THE HELP OF RELIGION.
DISCOURSE VIII.
THE HELP OF RELIGION.
For here have we no continuing city, but we seek one to come.—Hebrews xiii, 14.
There are a good many people who, apparently, are never troubled by any speculations arising out of a comprehensive view of things. They are keenly alive to all objects within their sphere; but their eyes are close to the surface, and their experience comes in shocks of sensation, and shreds of perception. They know the superficial features of the world and its conventional expressions; are conversant with its business and its pleasures; with the market, the fashions, the town-talk, the worldly fortunes of their neighbors. Sometimes, a powerful affliction startles them in this smooth routine, and for a moment they are surprised to find how wide the universe is, and among what great realities we dwell. But, usually, their existence is a narrow revolving disc, bringing around the same group of incidents and the same associations, morning, noon, and night. They comprehend Life as they comprehend the expanse of yonder harbor, dotted with shifting but familiar forms, ruffled by a passing wind or bright under a summer sun, and whose tides duly rise and fall. But they little think of the oceanic vastness which it represents; and how its oscillations come from great currents that leap out of the Antarctic, and swell around tropical islands, and sweep the lines of continents, and roll in the Polar Sea.
These, therefore, are not perplexed by questions such as occur to him who, looking beyond his own worldly interests and the area of daily routine, takes into view the scope of being and the profounder phenomena of human life. For such a view will inevitably engender speculation, nor can he rest until he obtains some theory of existence.

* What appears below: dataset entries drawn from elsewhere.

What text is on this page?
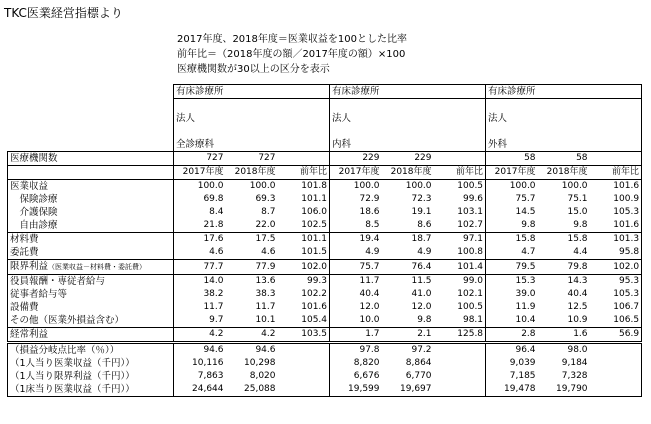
TKC医業経営指標より
2017年度、2018年度＝医業収益を100とした比率
前年比＝（2018年度の額／2017年度の額）×100
医療機関数が30以上の区分を表示
	有床診療所			有床診療所			有床診療所		

	法人			法人			法人		

	全診療科			内科			外科		
医療機関数	727	727		229	229		58	58	
	2017年度	2018年度	前年比	2017年度	2018年度	前年比	2017年度	2018年度	前年比
医業収益	100.0	100.0	101.8	100.0	100.0	100.5	100.0	100.0	101.6
　保険診療	69.8	69.3	101.1	72.9	72.3	99.6	75.7	75.1	100.9
　介護保険	8.4	8.7	106.0	18.6	19.1	103.1	14.5	15.0	105.3
　自由診療	21.8	22.0	102.5	8.5	8.6	102.7	9.8	9.8	101.6
材料費	17.6	17.5	101.1	19.4	18.7	97.1	15.8	15.8	101.3
委託費	4.6	4.6	101.5	4.9	4.9	100.8	4.7	4.4	95.8
限界利益（医業収益－材料費・委託費）	77.7	77.9	102.0	75.7	76.4	101.4	79.5	79.8	102.0
役員報酬・専従者給与	14.0	13.6	99.3	11.7	11.5	99.0	15.3	14.3	95.3
従事者給与等	38.2	38.3	102.2	40.4	41.0	102.1	39.0	40.4	105.3
設備費	11.7	11.7	101.6	12.0	12.0	100.5	11.9	12.5	106.7
その他（医業外損益含む）	9.7	10.1	105.4	10.0	9.8	98.1	10.4	10.9	106.5
経常利益	4.2	4.2	103.5	1.7	2.1	125.8	2.8	1.6	56.9
（損益分岐点比率（％））	94.6	94.6		97.8	97.2		96.4	98.0	
（1人当り医業収益（千円））	10,116	10,298		8,820	8,864		9,039	9,184	
（1人当り限界利益（千円））	7,863	8,020		6,676	6,770		7,185	7,328	
（1床当り医業収益（千円））	24,644	25,088		19,599	19,697		19,478	19,790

These very conditions of Humanity in the City, for instance—these conditions of poverty, and responsibility, and relationship, and privilege, and strife, and toil—yea, the lessons which come to us from the crowd as it flows through these streets; constitute a great problem, of which every thinking man will seek some solution.
Now, throughout this entire series of discourses—although I have not deemed it necessary in every instance to make a specific application—I have assumed that you and I were looking upon these various phases of Humanity from the Christian stand-point, and therefore I could not fitly conclude this work without indicating the Help which Religion affords concerning these problems of existence.